The Taub Faculty of Computer Science Events and Talks
Christoph Hofmeister (Technical University of Munich (TUM), Munich, Germany)
Sunday, 28.05.2023, 14:30
This talk is about distributed machine learning in the presence of Byzantine errors. A main node performs gradient descent steps with the help of some worker nodes, a limited number of which are controlled by an adversary. These malicious worker nodes can return arbitrary data to the main node instead of the desired computation results. Prior work proposes distributing the data with redundancy among the workers and using error correction codes to detect and correct the erroneous computation results. In this work, we propose a solution that requires less redundancy at the cost of a small number of gradient computations on the main node and some light communication. In addition to a new scheme, we provide lower bounds on communication and computation.

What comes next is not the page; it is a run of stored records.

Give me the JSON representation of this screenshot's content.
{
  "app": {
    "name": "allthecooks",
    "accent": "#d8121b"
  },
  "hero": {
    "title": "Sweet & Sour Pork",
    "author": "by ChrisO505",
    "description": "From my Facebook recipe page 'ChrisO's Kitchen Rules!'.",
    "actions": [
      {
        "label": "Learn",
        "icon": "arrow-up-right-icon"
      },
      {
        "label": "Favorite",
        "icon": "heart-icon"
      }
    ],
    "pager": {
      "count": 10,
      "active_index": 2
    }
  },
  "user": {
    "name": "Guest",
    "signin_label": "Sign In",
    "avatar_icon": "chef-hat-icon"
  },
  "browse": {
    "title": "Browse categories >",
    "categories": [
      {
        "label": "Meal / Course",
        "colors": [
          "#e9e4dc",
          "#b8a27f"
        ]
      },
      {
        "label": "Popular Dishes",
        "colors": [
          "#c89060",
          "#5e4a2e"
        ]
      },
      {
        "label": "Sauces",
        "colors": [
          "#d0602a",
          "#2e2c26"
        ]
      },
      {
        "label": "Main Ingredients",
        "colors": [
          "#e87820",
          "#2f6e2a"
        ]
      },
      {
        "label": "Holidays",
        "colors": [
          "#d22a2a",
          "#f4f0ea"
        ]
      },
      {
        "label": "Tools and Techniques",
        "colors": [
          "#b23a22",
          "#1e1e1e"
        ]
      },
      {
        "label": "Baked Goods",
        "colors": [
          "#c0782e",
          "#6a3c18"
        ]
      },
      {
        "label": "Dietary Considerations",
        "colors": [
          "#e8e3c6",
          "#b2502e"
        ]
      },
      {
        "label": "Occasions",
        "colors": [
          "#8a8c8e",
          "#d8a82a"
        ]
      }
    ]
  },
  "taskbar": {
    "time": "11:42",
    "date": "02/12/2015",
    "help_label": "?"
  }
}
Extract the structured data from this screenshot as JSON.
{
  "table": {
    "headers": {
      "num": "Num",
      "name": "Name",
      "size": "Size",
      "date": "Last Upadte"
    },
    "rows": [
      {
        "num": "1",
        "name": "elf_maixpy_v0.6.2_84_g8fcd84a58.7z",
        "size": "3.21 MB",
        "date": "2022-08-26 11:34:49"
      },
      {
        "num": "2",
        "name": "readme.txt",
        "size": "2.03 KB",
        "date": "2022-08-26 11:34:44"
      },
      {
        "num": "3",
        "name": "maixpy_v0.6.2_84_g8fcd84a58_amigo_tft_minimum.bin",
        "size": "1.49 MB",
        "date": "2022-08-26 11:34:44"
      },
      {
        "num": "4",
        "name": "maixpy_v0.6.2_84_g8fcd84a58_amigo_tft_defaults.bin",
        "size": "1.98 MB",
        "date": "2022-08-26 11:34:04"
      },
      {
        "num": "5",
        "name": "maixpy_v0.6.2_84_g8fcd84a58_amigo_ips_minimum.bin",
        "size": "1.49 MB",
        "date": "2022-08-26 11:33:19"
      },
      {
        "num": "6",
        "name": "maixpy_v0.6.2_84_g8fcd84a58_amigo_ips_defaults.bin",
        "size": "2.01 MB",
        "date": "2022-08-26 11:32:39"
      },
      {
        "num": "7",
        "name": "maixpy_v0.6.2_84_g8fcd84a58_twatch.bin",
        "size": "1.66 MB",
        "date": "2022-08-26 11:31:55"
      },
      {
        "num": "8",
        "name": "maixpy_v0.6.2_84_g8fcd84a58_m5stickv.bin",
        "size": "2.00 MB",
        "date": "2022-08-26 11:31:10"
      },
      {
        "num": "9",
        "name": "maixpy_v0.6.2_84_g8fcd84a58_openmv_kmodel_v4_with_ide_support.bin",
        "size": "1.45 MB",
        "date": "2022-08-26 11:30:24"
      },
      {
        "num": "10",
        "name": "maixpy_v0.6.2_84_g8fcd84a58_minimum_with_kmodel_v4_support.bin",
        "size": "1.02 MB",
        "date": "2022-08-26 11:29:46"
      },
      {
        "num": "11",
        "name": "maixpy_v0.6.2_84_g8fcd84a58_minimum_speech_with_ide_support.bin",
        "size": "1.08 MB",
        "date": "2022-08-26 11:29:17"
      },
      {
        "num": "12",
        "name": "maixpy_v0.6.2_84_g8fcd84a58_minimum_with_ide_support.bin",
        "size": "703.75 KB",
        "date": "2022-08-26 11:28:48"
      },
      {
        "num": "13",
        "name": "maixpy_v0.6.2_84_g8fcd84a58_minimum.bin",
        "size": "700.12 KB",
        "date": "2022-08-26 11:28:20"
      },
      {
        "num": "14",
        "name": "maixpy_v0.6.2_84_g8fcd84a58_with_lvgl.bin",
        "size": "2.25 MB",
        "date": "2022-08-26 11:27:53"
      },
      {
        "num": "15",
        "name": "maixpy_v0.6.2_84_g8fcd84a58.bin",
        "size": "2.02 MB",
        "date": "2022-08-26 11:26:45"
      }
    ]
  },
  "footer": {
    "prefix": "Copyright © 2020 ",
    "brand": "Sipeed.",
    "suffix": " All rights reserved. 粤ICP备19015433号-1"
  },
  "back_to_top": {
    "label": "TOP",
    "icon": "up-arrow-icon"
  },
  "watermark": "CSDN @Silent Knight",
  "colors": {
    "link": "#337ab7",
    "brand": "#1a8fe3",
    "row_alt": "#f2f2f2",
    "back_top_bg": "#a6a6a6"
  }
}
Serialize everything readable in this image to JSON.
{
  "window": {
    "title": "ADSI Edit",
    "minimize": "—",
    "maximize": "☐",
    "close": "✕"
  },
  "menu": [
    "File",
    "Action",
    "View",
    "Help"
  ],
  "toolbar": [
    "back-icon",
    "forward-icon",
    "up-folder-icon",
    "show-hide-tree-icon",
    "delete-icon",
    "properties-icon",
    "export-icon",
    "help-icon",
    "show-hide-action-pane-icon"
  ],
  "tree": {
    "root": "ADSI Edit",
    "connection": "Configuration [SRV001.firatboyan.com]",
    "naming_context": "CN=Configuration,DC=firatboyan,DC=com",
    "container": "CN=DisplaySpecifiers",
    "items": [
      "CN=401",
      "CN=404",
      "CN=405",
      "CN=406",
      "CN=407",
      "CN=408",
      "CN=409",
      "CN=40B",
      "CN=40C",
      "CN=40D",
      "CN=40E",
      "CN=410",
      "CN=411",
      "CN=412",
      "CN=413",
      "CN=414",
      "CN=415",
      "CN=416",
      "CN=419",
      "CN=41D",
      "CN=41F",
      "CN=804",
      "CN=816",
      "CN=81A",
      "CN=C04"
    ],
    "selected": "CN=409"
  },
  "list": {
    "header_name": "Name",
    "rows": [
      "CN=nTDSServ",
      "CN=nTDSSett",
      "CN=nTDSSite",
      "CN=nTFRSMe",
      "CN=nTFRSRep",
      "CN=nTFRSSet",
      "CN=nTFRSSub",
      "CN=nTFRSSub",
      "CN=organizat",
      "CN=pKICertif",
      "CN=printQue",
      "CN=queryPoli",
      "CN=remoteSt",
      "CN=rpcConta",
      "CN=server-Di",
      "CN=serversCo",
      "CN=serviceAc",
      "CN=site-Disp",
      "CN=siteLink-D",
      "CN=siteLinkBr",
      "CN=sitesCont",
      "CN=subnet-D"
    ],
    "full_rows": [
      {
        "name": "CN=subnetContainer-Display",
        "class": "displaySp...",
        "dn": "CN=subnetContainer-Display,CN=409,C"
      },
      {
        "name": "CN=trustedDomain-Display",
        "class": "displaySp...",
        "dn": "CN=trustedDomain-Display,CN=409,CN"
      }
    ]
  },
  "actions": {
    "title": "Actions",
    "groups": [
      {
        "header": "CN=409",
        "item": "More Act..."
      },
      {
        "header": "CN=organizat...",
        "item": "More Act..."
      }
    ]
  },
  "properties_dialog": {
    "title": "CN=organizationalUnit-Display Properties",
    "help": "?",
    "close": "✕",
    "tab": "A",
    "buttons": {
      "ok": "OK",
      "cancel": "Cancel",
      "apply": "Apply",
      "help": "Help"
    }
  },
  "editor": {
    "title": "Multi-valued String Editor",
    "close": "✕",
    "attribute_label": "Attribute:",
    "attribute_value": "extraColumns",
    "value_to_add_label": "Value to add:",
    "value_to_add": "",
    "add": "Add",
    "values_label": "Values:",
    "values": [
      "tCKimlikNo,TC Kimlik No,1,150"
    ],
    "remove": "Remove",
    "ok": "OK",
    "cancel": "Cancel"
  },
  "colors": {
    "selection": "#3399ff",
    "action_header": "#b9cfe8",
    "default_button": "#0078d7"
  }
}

Christoph Hofmeister received a B.Eng. in electrical engineering and information technology from the Munich University of Applied Sciences (HM) in 2019 and an M.Sc. in electrical engineering and information technology from the Technical University of Munich (TUM) in 2021, where he is currently pursuing a Ph.D. with the Coding and Cryptography Group, Institute of Communications Engineering, under the supervision of Prof. Wachter-Zeh. His research interests include information and coding theory and its applications, with a focus on coded computing.